10 D. Business and Professions Code Section 17200 Giannini argues the trial court erred when it granted summary judgment on this claim because section 17200 “imposes strict liability,” and the court was therefore wrong to judge his section 17200 claim under the standards for liability required of the Unruh Act. Giannini’s assertion that section 17200 imposes strict liability is true as far as it goes (see Cortez v. Purolator Air Filtration Products Company (2000) 23 Cal.4th 163, 181), but it only presents part of the picture. “‘“By proscribing ‘any unlawful’ business practice, ‘section 17200 “borrows” violations of other laws and treats them as unlawful practices’ that the unfair competition law makes independently actionable.”’ [Citation.] ‘Virtually any law—federal, state or local—can serve as a predicate for a [section 17200] action.’ [Citation.] When a statutory claim fails, a derivative [section 17200] claim also fails.” (Aleksick v. 7-Eleven, Inc. (2012) 205 Cal.App.4th 1176, 1185.) As we have explained, the trial court correctly granted summary judgment on Giannini’s Unruh Act and Corporations Code section 1507 causes of action.
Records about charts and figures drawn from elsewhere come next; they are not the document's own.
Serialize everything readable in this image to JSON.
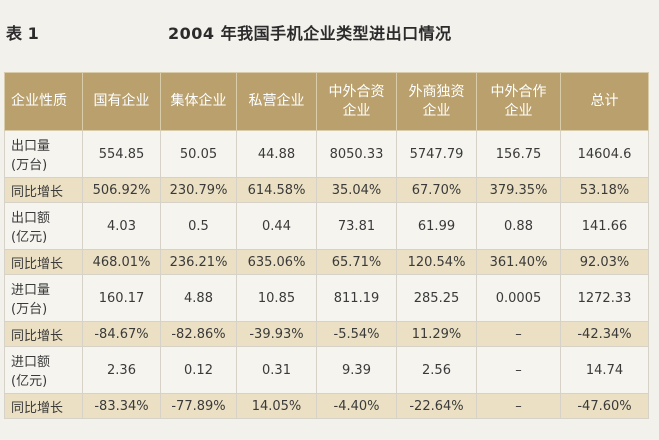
{
  "header": {
    "table_label": "表 1",
    "title": "2004 年我国手机企业类型进出口情况"
  },
  "table": {
    "columns": [
      {
        "line1": "企业性质",
        "line2": ""
      },
      {
        "line1": "国有企业",
        "line2": ""
      },
      {
        "line1": "集体企业",
        "line2": ""
      },
      {
        "line1": "私营企业",
        "line2": ""
      },
      {
        "line1": "中外合资",
        "line2": "企业"
      },
      {
        "line1": "外商独资",
        "line2": "企业"
      },
      {
        "line1": "中外合作",
        "line2": "企业"
      },
      {
        "line1": "总计",
        "line2": ""
      }
    ],
    "rows": [
      {
        "label": [
          "出口量",
          "(万台)"
        ],
        "cells": [
          "554.85",
          "50.05",
          "44.88",
          "8050.33",
          "5747.79",
          "156.75",
          "14604.6"
        ]
      },
      {
        "label": [
          "同比增长"
        ],
        "cells": [
          "506.92%",
          "230.79%",
          "614.58%",
          "35.04%",
          "67.70%",
          "379.35%",
          "53.18%"
        ]
      },
      {
        "label": [
          "出口额",
          "(亿元)"
        ],
        "cells": [
          "4.03",
          "0.5",
          "0.44",
          "73.81",
          "61.99",
          "0.88",
          "141.66"
        ]
      },
      {
        "label": [
          "同比增长"
        ],
        "cells": [
          "468.01%",
          "236.21%",
          "635.06%",
          "65.71%",
          "120.54%",
          "361.40%",
          "92.03%"
        ]
      },
      {
        "label": [
          "进口量",
          "(万台)"
        ],
        "cells": [
          "160.17",
          "4.88",
          "10.85",
          "811.19",
          "285.25",
          "0.0005",
          "1272.33"
        ]
      },
      {
        "label": [
          "同比增长"
        ],
        "cells": [
          "-84.67%",
          "-82.86%",
          "-39.93%",
          "-5.54%",
          "11.29%",
          "–",
          "-42.34%"
        ]
      },
      {
        "label": [
          "进口额",
          "(亿元)"
        ],
        "cells": [
          "2.36",
          "0.12",
          "0.31",
          "9.39",
          "2.56",
          "–",
          "14.74"
        ]
      },
      {
        "label": [
          "同比增长"
        ],
        "cells": [
          "-83.34%",
          "-77.89%",
          "14.05%",
          "-4.40%",
          "-22.64%",
          "–",
          "-47.60%"
        ]
      }
    ]
  }
}
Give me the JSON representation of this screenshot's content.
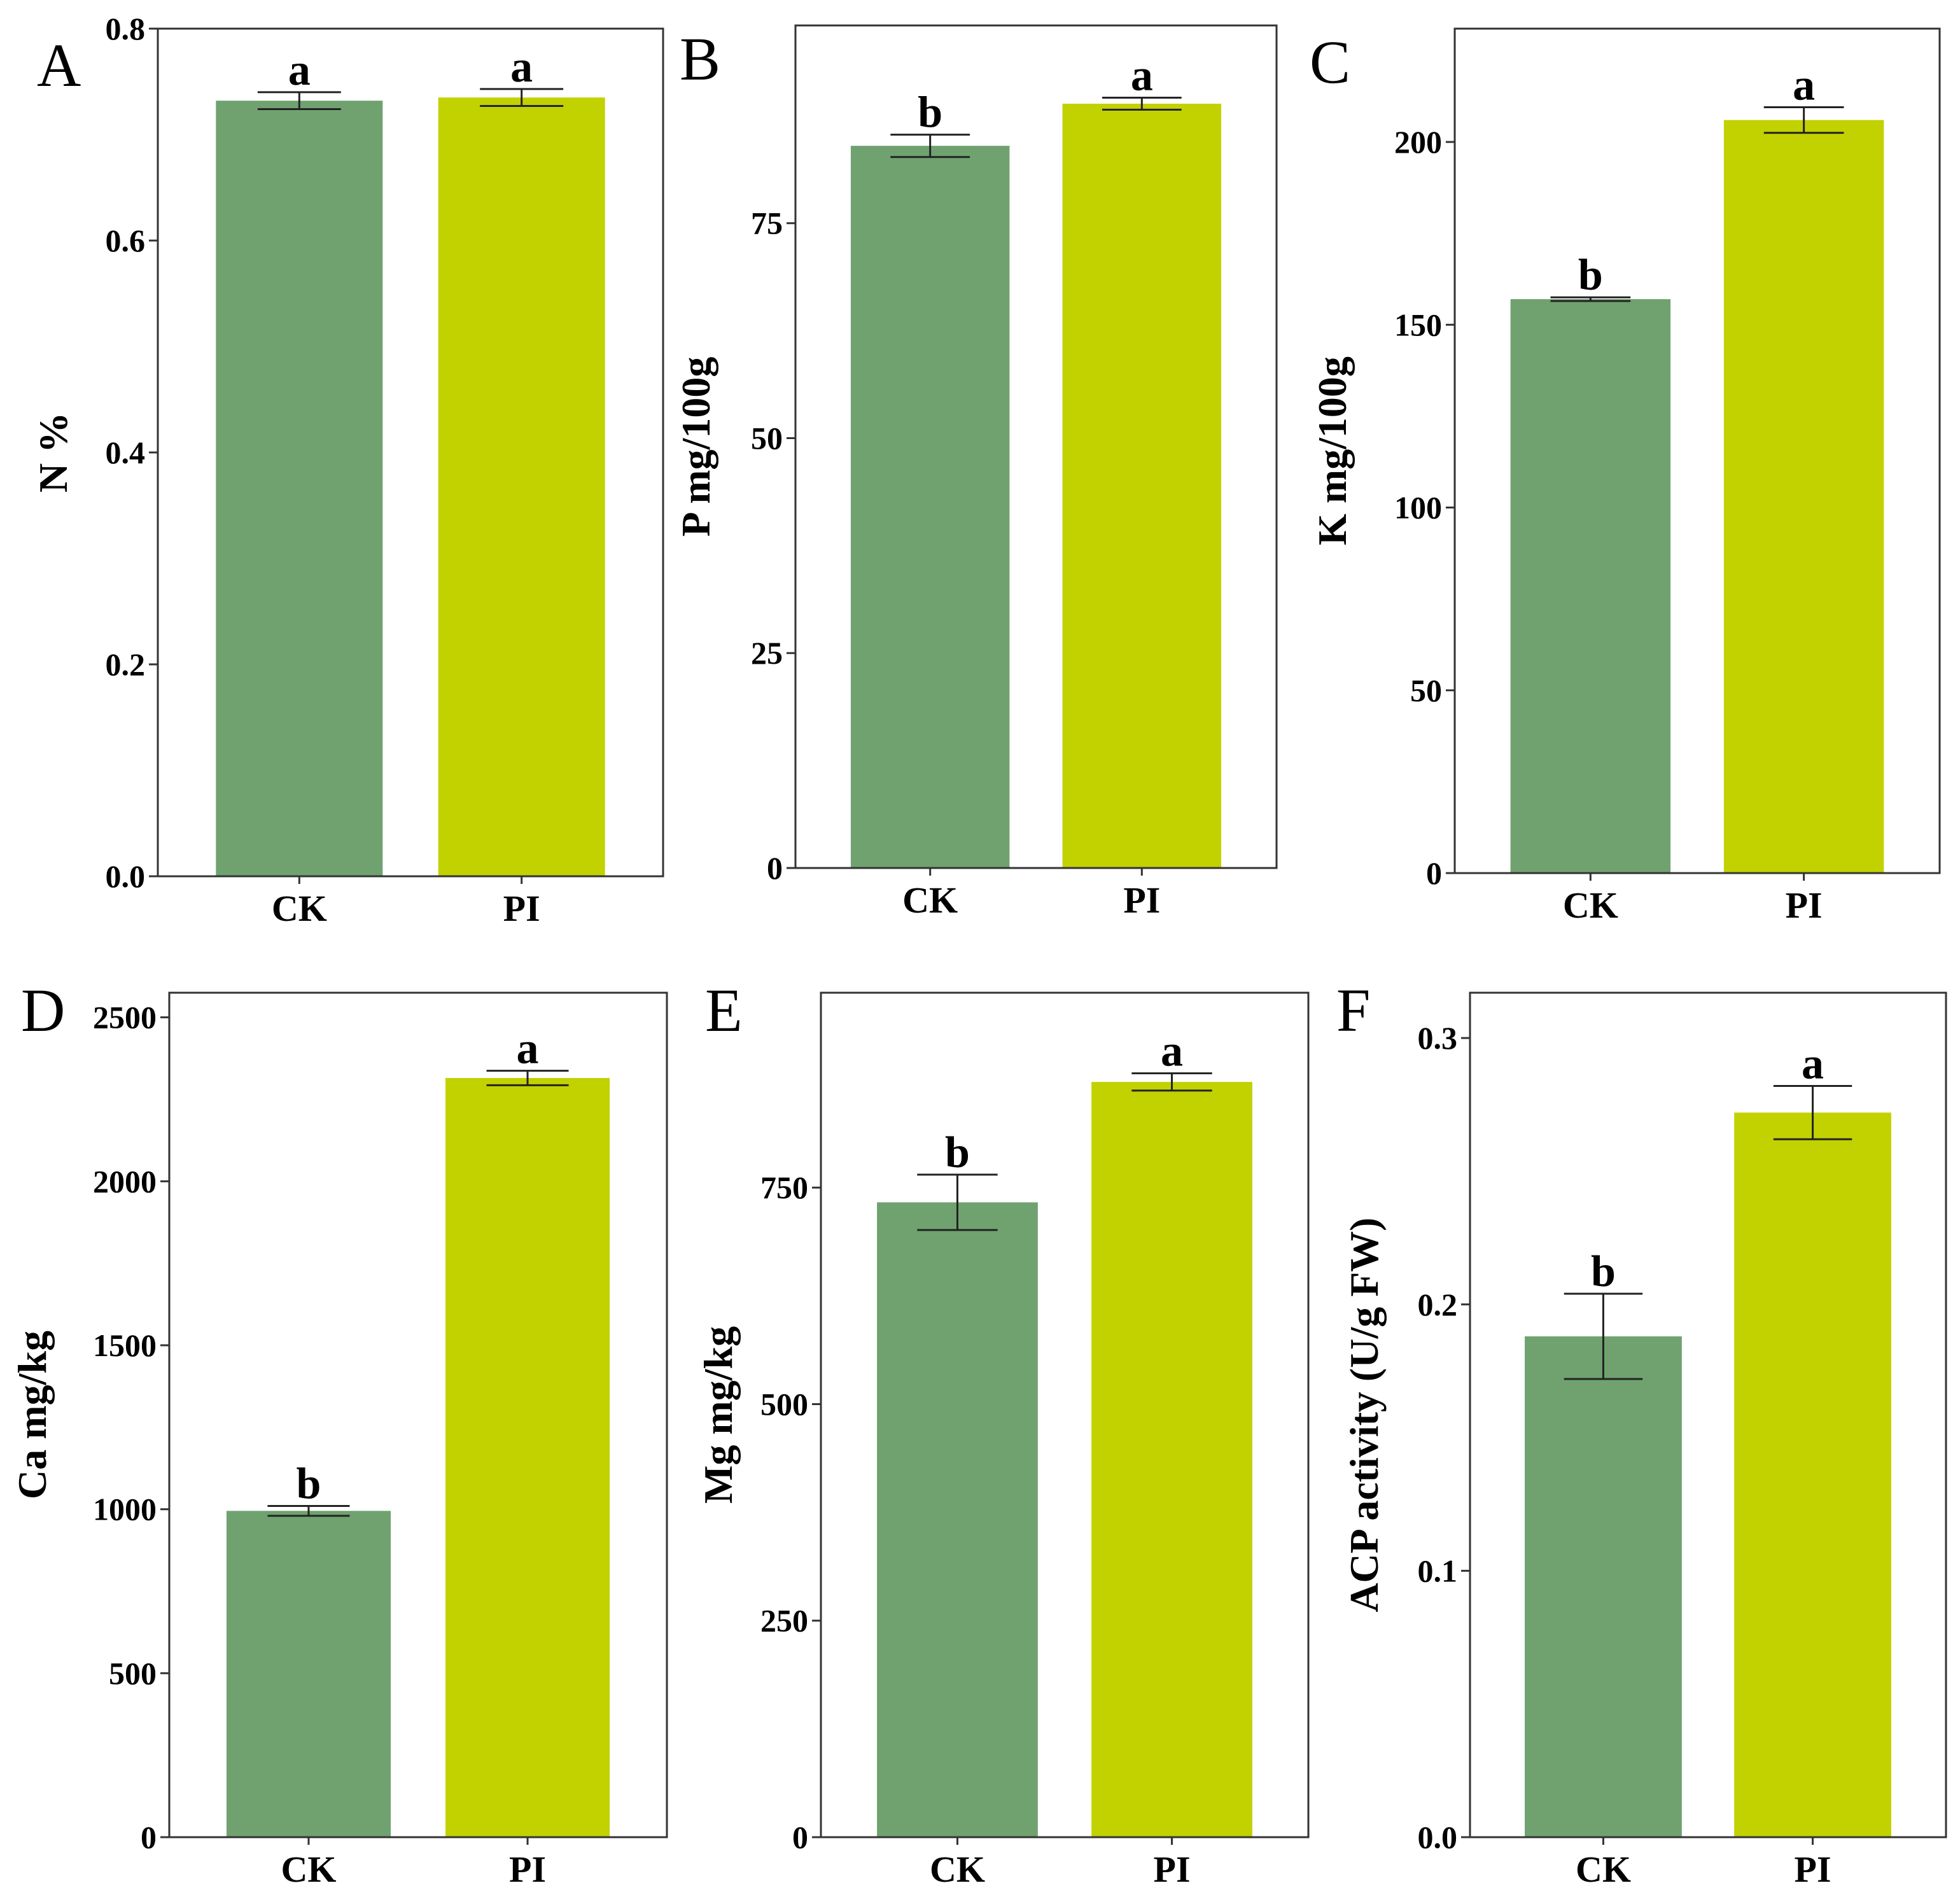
{
  "colors": {
    "CK": "#70A270",
    "PI": "#C2D100"
  },
  "chart_data": [
    {
      "type": "bar",
      "panel": "A",
      "categories": [
        "CK",
        "PI"
      ],
      "values": [
        0.732,
        0.735
      ],
      "errors": [
        0.008,
        0.008
      ],
      "significance": [
        "a",
        "a"
      ],
      "ylabel": "N %",
      "ylim": [
        0,
        0.8
      ],
      "yticks": [
        0.0,
        0.2,
        0.4,
        0.6,
        0.8
      ],
      "ytick_labels": [
        "0.0",
        "0.2",
        "0.4",
        "0.6",
        "0.8"
      ]
    },
    {
      "type": "bar",
      "panel": "B",
      "categories": [
        "CK",
        "PI"
      ],
      "values": [
        84.0,
        88.9
      ],
      "errors": [
        1.3,
        0.7
      ],
      "significance": [
        "b",
        "a"
      ],
      "ylabel": "P mg/100g",
      "ylim": [
        0,
        98
      ],
      "yticks": [
        0,
        25,
        50,
        75
      ],
      "ytick_labels": [
        "0",
        "25",
        "50",
        "75"
      ]
    },
    {
      "type": "bar",
      "panel": "C",
      "categories": [
        "CK",
        "PI"
      ],
      "values": [
        157,
        206
      ],
      "errors": [
        0.5,
        3.5
      ],
      "significance": [
        "b",
        "a"
      ],
      "ylabel": "K mg/100g",
      "ylim": [
        0,
        231
      ],
      "yticks": [
        0,
        50,
        100,
        150,
        200
      ],
      "ytick_labels": [
        "0",
        "50",
        "100",
        "150",
        "200"
      ]
    },
    {
      "type": "bar",
      "panel": "D",
      "categories": [
        "CK",
        "PI"
      ],
      "values": [
        995,
        2315
      ],
      "errors": [
        15,
        22
      ],
      "significance": [
        "b",
        "a"
      ],
      "ylabel": "Ca mg/kg",
      "ylim": [
        0,
        2575
      ],
      "yticks": [
        0,
        500,
        1000,
        1500,
        2000,
        2500
      ],
      "ytick_labels": [
        "0",
        "500",
        "1000",
        "1500",
        "2000",
        "2500"
      ]
    },
    {
      "type": "bar",
      "panel": "E",
      "categories": [
        "CK",
        "PI"
      ],
      "values": [
        733,
        872
      ],
      "errors": [
        32,
        10
      ],
      "significance": [
        "b",
        "a"
      ],
      "ylabel": "Mg mg/kg",
      "ylim": [
        0,
        975
      ],
      "yticks": [
        0,
        250,
        500,
        750
      ],
      "ytick_labels": [
        "0",
        "250",
        "500",
        "750"
      ]
    },
    {
      "type": "bar",
      "panel": "F",
      "categories": [
        "CK",
        "PI"
      ],
      "values": [
        0.188,
        0.272
      ],
      "errors": [
        0.016,
        0.01
      ],
      "significance": [
        "b",
        "a"
      ],
      "ylabel": "ACP activity (U/g FW)",
      "ylim": [
        0,
        0.317
      ],
      "yticks": [
        0.0,
        0.1,
        0.2,
        0.3
      ],
      "ytick_labels": [
        "0.0",
        "0.1",
        "0.2",
        "0.3"
      ]
    }
  ]
}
His Business and Professions section 17200 claim also fails.
11 DISPOSITION The judgment is affirmed. Respondents and Suender are awarded costs on appeal.
SIGGINS, J.*
WE CONCUR:
LUI, P. J.
RICHARDSON, J.
* Retired Presiding Justice of the Court of Appeal, First Appellate District, assigned by the Chief Justice pursuant to article VI, section 6 of the California Constitution.